Les marques de sport ont-elles bonne réputation?
L'image de marque n'est jamais que subjective: elle n'existe que dans la tête des consommateurs. Si les Français savent qu'Evian est la plus équilibrée des eaux minérales et que Contrex permet de garder la ligne, c'est parce que ces deux annonceurs le leur ont rabâché à longueur de coûteuses campagnes publicitaires. Mais, pour savoir si leur message est bien passé, les marketeurs n'ont d'autre solution que d'interroger les consommateurs. Ils s'adressent alors à la mémoire sémantique des répondants, celle par laquelle l'individu stocke ses connaissances générales. Les événements que nous vivons au quotidien «se stockent» ailleurs dans notre cerveau: nos difficultés à trouver un produit en magasin entrent ainsi dans notre mémoire épisodique.
Des informations contradictoires peuvent donc coexister en nous. Ainsi, côté image de marque, Interbrand classe Nike dans le top 5 mondial. Quand on demande à des consommateurs «quelle marque ils aimeraient être», ils la placent même en seconde position. Mais, côté réputation, les réactions sont bien différentes. Ainsi, Jérôme, un internaute, se plaint sur Facebook de la Human Race. Payer 30 euros pour une course à pied destinée à promouvoir les produits Nike lui reste, en effet, en travers de la gorge. Petit à petit, à force d'expériences positives ou négatives, les contenus stockés en mémoire sémantique vont se transformer, sous l'influence de ceux présents dans la mémoire épisodique. Petit à petit, la réputation va enrichir, ou dégrader, l'image de marque. Etudier sa réputation, c'est accéder au futur de la marque.
Quelle perception?
Il y a des marques à forte réputation
Et c'est cela que les blogueurs reprochent à Nike: n'être qu'une machine à faire du business. En outre, la marque traîne un lourd passé de controverses sur le travail des enfants dans ses usines en Chine. De même, quand le champion du monde du 110 mètres haies, Liu Xiang, blessé, abandonne en pleins Jeux olympiques, la marque se voit accusée de pressions! Autre marque contestée: Adidas, dont le boulet s'appelle Tapie. De fait, elle apparaît plus comme une entreprise désincarnée que comme une marque charismatique. Une entreprise qui n'a pas su capitaliser sur ses succès aux JO. A peine ceux-ci achevés, elle annonçait délocaliser de Chine au Cambodge, parce que la main-d'oeuvre y est meilleur marché!

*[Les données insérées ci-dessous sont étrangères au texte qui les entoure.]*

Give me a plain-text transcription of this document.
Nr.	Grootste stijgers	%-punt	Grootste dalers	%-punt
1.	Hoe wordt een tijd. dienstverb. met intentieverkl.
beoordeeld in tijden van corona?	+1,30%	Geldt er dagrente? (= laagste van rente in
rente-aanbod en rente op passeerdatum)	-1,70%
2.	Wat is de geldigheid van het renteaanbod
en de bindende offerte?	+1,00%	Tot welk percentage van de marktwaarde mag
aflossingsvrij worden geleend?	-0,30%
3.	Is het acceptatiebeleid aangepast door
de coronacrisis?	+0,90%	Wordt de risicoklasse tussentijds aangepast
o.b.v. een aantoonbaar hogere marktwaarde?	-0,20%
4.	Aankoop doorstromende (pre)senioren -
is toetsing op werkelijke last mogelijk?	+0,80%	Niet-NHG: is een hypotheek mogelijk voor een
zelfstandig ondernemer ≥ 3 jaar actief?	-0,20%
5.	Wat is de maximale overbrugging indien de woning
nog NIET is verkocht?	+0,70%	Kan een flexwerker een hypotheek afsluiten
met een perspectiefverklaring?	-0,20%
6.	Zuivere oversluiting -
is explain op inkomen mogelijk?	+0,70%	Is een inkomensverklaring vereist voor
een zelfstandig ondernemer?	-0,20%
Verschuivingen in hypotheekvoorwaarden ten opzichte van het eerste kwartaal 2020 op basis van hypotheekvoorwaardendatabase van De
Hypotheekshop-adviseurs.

A l'inverse, Converse représente la réputation ultime. Pour son 100e anniversaire, la marque a convoqué une autre légende, Iggy Pop, pour une soirée au Show Case. La force de Converse résulte de son appropriation par des consommateurs qui décorent leurs baskets au stylo. La communauté de ses aficionados est d'ailleurs l'une des plus productives du Web.
Construire sa réputation
A côté de ces poids lourds du Web 2.0, deux marques tissent patiemment leur réputation. Asics, avec, pour mythe fondateur, Onitsuka Tiger: selon un blogueur, «après des années passées dans l'armée et après avoir travaillé dans une société de négoce de bière sur le marché noir, il décida que le sport pouvait jouer un rôle important en aidant la jeunesse japonaise à retrouver confiance en elle, il apprit à fabriquer des chaussures et créa Onitsuka Co Ltd.». Puma ensuite, qui bâtit sa légende avec Usain Bolt, recordman des 100 et 200 mètres, qui, comme le rapporte cet internaute, «n'a pas hésité à embrasser ses chaussures devant les télévisions de toute la planète».
Rien n'est figé et une marque peut contrebalancer efficacement les inconvénients d'une mauvaise réputation. C'est d'ailleurs ce que fait Nike en investissant en publicité. Mais ce n'est qu'un perpétuel combat: des millions de dollars d'investissements contre... quelques papiers postés sur des forums ou des blogs.